DD: “So I’m expected to walk to and from rain or shine?”
DD: “That’s not fair that they get to ride the bus and their school is right across the street.”
Me: “They ride special needs bus.” (Sure this would end this discussion.)
DD: “Still not fair.”
Me: “The world and life are not fair. Get used to it.”
As you can tell, our exchanges involve few words from my mouth because I have found that teens are like wild animals, if you use to many words, they will back into a corner and come out fighting with an arsenal that will make you flinch at moments that are the most uncomfortable. The word fair annoys me to no end. It’s not fair to her that her brother and sister (elementary school students) get home earlier than her, use their time wisely, to do their homework and chores and get to watch Spongebob. It’s not fair that they get to do what they want to do (play with Lego’s and Hot Wheels) and she can’t hang out with her boyfriend alone (um, not the same). It is not fair that she has to scrub the bathroom twice a week, mind you this is her only chore, and go to school, and do homework. And yes, these are typical conversations.
I imagine that had my parents bumped their heads and had another child, I probably would have been competition for fairness. I probably would have also been seeking an equality that does not exist. No one child is parented the same, but the method is the same, the rules are the same, and the parent is the same. My DD feels that there is some inequality and disparity in how she is treated compared to her brother and sister with intellectual disabilities. I know that this is the teenager talking and trying to make her life easier so she can do more of nothing, but fairness and equality don’t exist in childrearing. I know that some parents may disagree with me, but in a single parent household, everyone has to do their part or everything, and I do mean everything, falls apart. You make the mess, you clean it, you want a sandwich and you are capable, you make it, and if you use the bathroom and make a mess, you clean up after yourself. My house is set up by zones and everyone has a zone they are responsible for and there is an inspection process along with rewards (Check back Friday for how I do this.)
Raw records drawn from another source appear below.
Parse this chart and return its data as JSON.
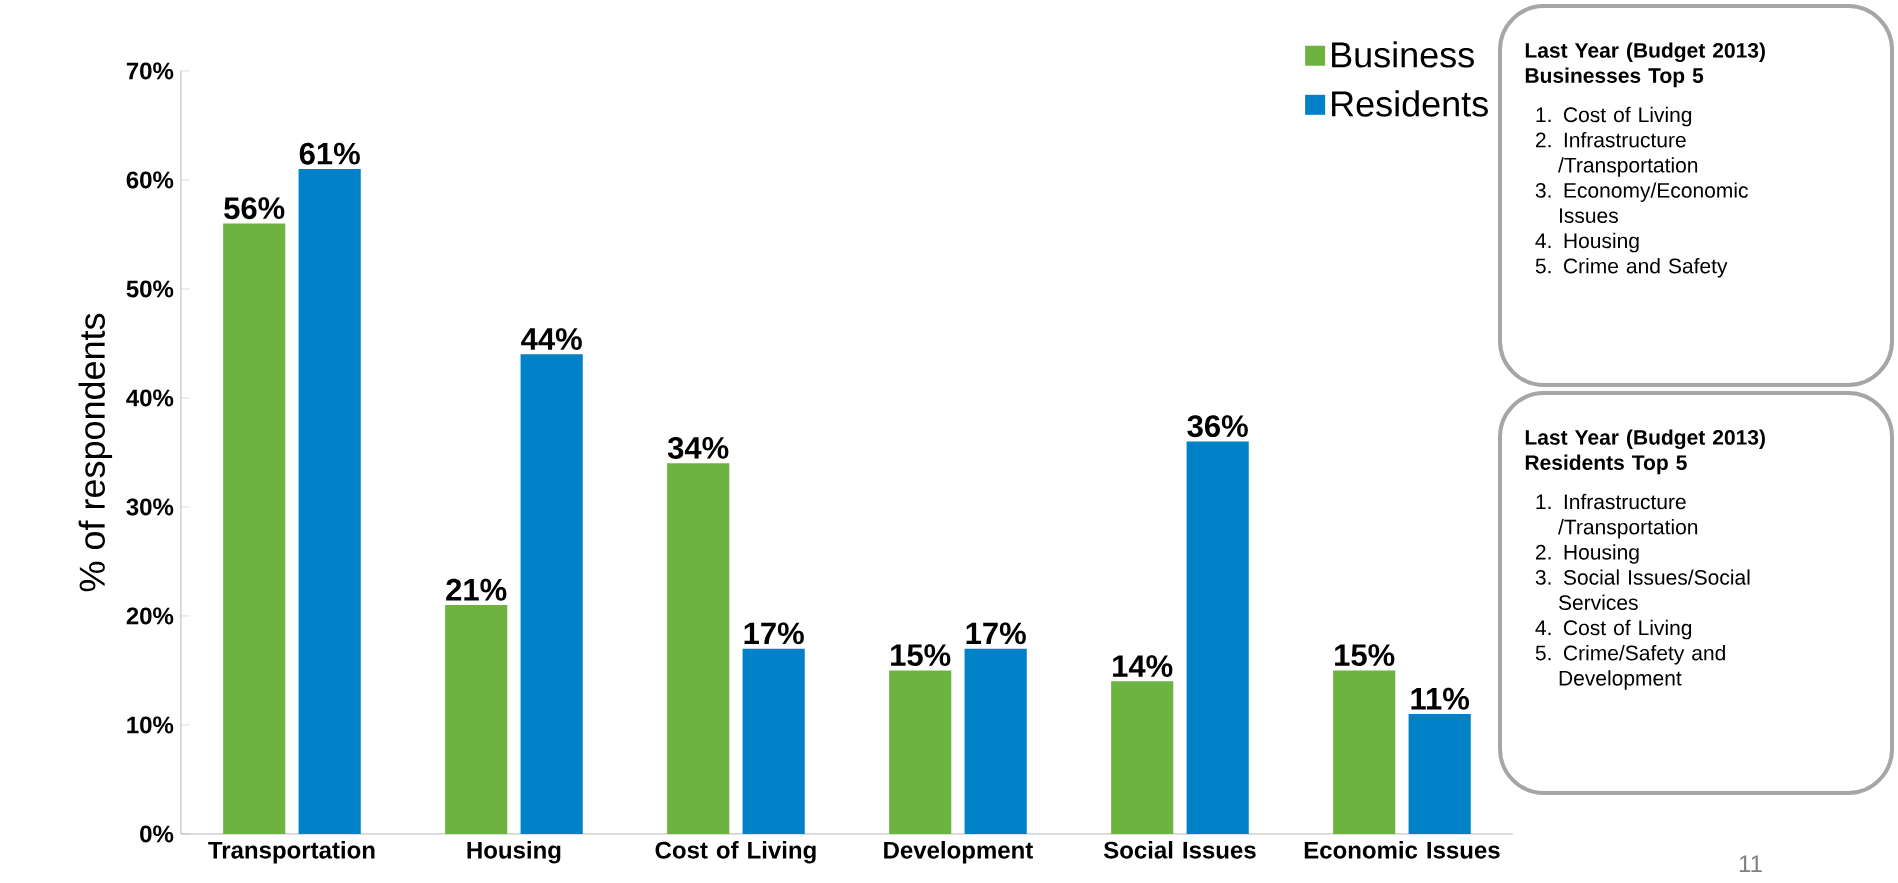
{
  "chart_data": {
    "type": "bar",
    "ylabel": "% of respondents",
    "categories": [
      "Transportation",
      "Housing",
      "Cost of Living",
      "Development",
      "Social Issues",
      "Economic Issues"
    ],
    "series": [
      {
        "name": "Business",
        "color": "#6db33f",
        "values": [
          56,
          21,
          34,
          15,
          14,
          15
        ],
        "value_labels": [
          "56%",
          "21%",
          "34%",
          "15%",
          "14%",
          "15%"
        ]
      },
      {
        "name": "Residents",
        "color": "#0080c6",
        "values": [
          61,
          44,
          17,
          17,
          36,
          11
        ],
        "value_labels": [
          "61%",
          "44%",
          "17%",
          "17%",
          "36%",
          "11%"
        ]
      }
    ],
    "ylim": [
      0,
      70
    ],
    "yticks": [
      {
        "value": 0,
        "label": "0%"
      },
      {
        "value": 10,
        "label": "10%"
      },
      {
        "value": 20,
        "label": "20%"
      },
      {
        "value": 30,
        "label": "30%"
      },
      {
        "value": 40,
        "label": "40%"
      },
      {
        "value": 50,
        "label": "50%"
      },
      {
        "value": 60,
        "label": "60%"
      },
      {
        "value": 70,
        "label": "70%"
      }
    ],
    "grid": false,
    "legend": "top right",
    "annotations": [
      "Last Year (Budget 2013)",
      "Businesses Top 5",
      "1. Cost of Living",
      "2. Infrastructure /Transportation",
      "3. Economy/Economic Issues",
      "4. Housing",
      "5. Crime and Safety",
      "Last Year (Budget 2013)",
      "Residents Top 5",
      "1. Infrastructure /Transportation",
      "2. Housing",
      "3. Social Issues/Social Services",
      "4. Cost of Living",
      "5. Crime/Safety and Development",
      "11"
    ]
  }
}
I can’t express how frustrating this is, living with a child that seems to live in a perpetual bubble sometimes. This child that has not clue what it’s like to be responsible for herself yet, but like most teens, I imagine, they think that it is easier not being around mommy or daddy. That is is easier to survive on your own and decide when you want to clean, cook, and do laundry. That it is easy to pay bills. Ha…tough love sometimes is the best medicine and parents have to teach those lessons the best way they know how. At the end of the day, my daughter has to learn lessons so that I don’t have to worry about her walking into life unprepared. That is my fear. Going forward, fair is now a profane word in our home. I don’t like it and like dumb, stupid, and jerk (Thank you SpongeBob), will land you in big trouble. Is there equality in parenting? I guess there is when you thinking about fixing ice cream cones or dinner plates. Possibly when you think about bedtimes. That is the only place that equality may live and that’s just based on age. I am a firm believer that structure and love are the way to raise children and I pray that my children turn out to be awesome individuals.